Yüce Allah'ın: "Eğer ... biri" buyruğundaki; (...): Biri kelimesi, daha sonra gelen ("Senden eman dilerse'' anlamındaki) fiil gibi bir fiil takdiri ile ref' edilmiştir. Böyle bir açıklama, (...) şart edatı için güzeldir, ancak diğer kardeşlerinde (şart edatlarında) çirkindir. Sibeveyh'in benimsediği görüş de, bu edat ile diğerleri arasında fark gözetmek şeklindedir. Çünkü bu, şart edatlarının anası olduğundan onun böyle bir özelliği vardır, Diğer taraftan böyle bir özellik diğer edatlarda yoktur, Ancak, Muhammed b.

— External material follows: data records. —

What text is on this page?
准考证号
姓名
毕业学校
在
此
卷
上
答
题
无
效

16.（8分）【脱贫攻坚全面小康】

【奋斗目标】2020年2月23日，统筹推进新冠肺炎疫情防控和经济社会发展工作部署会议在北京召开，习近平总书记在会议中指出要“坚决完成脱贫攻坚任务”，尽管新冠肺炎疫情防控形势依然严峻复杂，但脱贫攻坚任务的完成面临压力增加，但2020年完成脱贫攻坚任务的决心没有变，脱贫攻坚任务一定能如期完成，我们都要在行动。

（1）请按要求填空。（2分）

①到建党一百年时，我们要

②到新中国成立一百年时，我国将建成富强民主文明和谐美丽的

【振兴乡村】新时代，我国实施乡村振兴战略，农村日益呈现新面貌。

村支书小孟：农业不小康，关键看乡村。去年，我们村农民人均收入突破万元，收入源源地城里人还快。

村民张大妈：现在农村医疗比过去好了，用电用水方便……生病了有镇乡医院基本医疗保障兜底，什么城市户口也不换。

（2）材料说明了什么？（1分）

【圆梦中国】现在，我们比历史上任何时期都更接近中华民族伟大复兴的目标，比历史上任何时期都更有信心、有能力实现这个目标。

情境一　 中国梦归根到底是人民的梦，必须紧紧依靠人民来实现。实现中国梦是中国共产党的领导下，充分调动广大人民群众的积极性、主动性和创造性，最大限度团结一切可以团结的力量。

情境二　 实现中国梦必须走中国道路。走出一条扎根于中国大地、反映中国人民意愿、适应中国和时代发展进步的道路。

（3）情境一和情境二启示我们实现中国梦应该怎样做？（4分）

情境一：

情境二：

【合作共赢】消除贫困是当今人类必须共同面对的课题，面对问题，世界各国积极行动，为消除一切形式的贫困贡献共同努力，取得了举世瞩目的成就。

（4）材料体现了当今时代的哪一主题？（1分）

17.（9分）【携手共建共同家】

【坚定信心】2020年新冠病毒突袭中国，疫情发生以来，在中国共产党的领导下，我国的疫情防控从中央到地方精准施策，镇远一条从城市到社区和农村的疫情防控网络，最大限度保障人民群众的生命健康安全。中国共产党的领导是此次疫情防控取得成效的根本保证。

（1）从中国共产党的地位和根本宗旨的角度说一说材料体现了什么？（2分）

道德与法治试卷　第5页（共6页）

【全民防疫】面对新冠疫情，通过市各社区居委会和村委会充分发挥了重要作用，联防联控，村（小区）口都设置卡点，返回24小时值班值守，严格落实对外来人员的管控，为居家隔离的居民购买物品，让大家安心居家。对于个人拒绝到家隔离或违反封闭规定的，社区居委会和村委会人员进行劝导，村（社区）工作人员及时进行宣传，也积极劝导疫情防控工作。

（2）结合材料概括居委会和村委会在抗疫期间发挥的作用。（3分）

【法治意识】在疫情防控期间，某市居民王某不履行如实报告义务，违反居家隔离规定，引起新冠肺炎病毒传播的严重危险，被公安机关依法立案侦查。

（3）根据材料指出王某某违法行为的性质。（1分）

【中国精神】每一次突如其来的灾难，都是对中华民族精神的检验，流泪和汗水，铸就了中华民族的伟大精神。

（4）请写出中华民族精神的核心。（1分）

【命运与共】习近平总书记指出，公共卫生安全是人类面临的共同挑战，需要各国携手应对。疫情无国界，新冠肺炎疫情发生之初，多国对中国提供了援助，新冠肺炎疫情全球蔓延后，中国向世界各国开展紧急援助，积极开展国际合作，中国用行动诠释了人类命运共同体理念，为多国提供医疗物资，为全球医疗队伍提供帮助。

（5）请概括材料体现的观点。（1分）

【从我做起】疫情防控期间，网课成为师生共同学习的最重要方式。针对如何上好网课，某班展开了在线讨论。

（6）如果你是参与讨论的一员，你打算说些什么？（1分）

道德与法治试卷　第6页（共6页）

Yezid şöyle demektedir: Sibeveyh'in: "Çünkü böyle bir özellik diğer edatlarda yoktur" demesi yanlıştır, Zira, bu edat, kimi zaman; (...) anlamında olup, kimi zaman da şeddelisinden hafifletilmiş olur. Diğer şart edatları ise böyle değildir.

 

Sibeveyh şu beyiti örnek olarak zikretmektedir: "Benim nefis ve değerli şeyleri tüketmemden ötürü sızlanma Fakat ben ölüp gidersem, işte o vakit ağlayıp sızla."

 

4- Allah'ın Okunan Kelamı işitilir:

 

İlim adamlarımız derler ki: Yüce Allah'ın: "Ta ki Allah'ın kelamını dinlesin" buyruğunda, Şanı Yüce Allah'ın kelamının okuyucu tarafından okunması halinde işitildiğine delildir. Şeyh Ebu'l-Hasen (el-Eş'ari), Kadı Ebu Bekr (el-Bakillani) ile Ebu'l-Abbas el-Kalanısı, İbn Mücahid, Ebu İshak el-İsferayinı ve başkaları bu görüştedir.

 

Çünkü Yüce Allah: "Ta ki Allah'ın kelamını dinlesin" buyruğu ile kendi kelamının Kur'an okuyan kimsenin okuması esnasında işitilen bir kelam olduğunu açıkça ifade etmektedir. Ayrıca müslümanlar, bir kimse mesela Fatihatü'l-Kitabı veya herhangi bir süreyi okuyacak olursa, "Allah'ın kelamını dinledik işittik" demek üzerinde icma etmiş olmaları ve Allah'ın kelamının okunmasıyla mesela İmriu'l-Kays'ın şiirinin okunması arasında fark gözetmekte icma etmiş olmaları da buna delildir. el-Bakara Süresi'nde de (75. ayetin tefsirinde) Allah'ın kelamının anlamı, O'nun kelamının harfe ve sese muhtaç olmadığına dair açıklamalar da geçmiş bulunmaktadır. Cenab-ı Allah'a hamd olsun.